Moreover, some of my models for clients run into the millions of parameters. After running such models all night via MCMC I can’t afford to examine the results in the morning only to say, “Ooops! That hyper-prior was too loose. Let’s run it again.” Now to be fair, I’ve not run such large models in STAN; only SAS’s PROC MCMC and home-grown R-code. Hence, we often rely on older HB methods in such practical work–and we have no problem communicating the results to business clients.

Stepping back, I’m a huge fan of STAN and its competitors. The tool is a huge advance and, as we all know, permits the estimation of models long thought impossible (including those that HB methods can’t handle). But I’ve been around long enough to see how methodological pendulums can swing in extreme directions, at least in the social sciences. And right now, in some social science fields, MCMC techniques do appear to the latest shiny object. But I don’t believe they’re ALWAYS the significantly better tool.

Mnl:

I actually don’t think that point estimation of the hyperparameters is simpler than full Bayes. Point estimation can be faster to compute, and that can be important, but in my opinion it is less simple in that you don’t just have to deal with the model, you also have to deal with the approximation. If the size of the problem is small so that full Bayes is fast, I think full Bayes is the way to go, no question.

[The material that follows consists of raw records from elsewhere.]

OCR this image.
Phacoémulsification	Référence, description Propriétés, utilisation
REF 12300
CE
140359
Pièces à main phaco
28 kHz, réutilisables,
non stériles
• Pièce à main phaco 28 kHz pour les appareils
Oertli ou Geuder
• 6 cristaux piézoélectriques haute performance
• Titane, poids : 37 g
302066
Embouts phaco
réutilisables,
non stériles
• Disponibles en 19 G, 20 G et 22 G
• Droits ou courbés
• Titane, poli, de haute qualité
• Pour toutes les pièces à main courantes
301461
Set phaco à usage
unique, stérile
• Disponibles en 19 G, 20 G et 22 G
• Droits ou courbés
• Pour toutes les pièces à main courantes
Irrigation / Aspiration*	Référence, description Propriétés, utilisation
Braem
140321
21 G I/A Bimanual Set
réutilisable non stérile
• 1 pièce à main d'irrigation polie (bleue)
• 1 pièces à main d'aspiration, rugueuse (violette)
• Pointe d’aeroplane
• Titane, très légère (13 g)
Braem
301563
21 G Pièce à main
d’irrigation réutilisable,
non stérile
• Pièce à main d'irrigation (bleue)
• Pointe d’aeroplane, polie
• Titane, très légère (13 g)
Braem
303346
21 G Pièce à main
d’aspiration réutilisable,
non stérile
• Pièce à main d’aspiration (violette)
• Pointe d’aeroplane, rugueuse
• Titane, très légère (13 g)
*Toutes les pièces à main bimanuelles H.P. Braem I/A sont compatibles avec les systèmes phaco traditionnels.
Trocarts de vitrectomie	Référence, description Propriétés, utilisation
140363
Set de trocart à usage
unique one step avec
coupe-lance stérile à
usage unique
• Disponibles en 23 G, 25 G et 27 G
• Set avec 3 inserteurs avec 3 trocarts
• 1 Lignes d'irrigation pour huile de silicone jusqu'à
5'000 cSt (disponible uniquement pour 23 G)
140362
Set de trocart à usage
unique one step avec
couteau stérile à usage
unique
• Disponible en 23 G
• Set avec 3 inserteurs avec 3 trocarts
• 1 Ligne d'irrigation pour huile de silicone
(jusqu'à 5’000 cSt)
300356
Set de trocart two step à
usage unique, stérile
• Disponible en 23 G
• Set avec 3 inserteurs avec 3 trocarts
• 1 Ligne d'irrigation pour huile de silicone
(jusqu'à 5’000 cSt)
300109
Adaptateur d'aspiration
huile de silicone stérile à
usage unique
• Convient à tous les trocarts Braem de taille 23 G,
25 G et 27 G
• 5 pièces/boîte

Also, we’re working on including point estimation of the hyperparameters in Stan (for computational reasons). So you should be able to have the point estimation methods you are comfortable with, in the Stan that you love.

P.S. Bayesian inference is already empirical. It is conditional on data. Using an approximation that involves point estimation does not add any “empirical” content. Historically the term “empirical Bayes” was used in contrast to a simpler Bayes in which the hyperparameters were chosen purely from prior information without reference to the data. But for several decades now we’ve had hierarchical Bayes, which can use as much or as little prior information as you’d like.

Mnl:

P.P.S. When these hierarchical models are huge, I suggest setting the hyperparameters to reasonable fixed values and running the non-hierarchical version. This should be faster and in practice can be just fine.

P.P.P.S. In any case, I expect Stan should be much faster and more stable than Sas’s Proc Mcmc. If it is not, please let us know and we will look into it!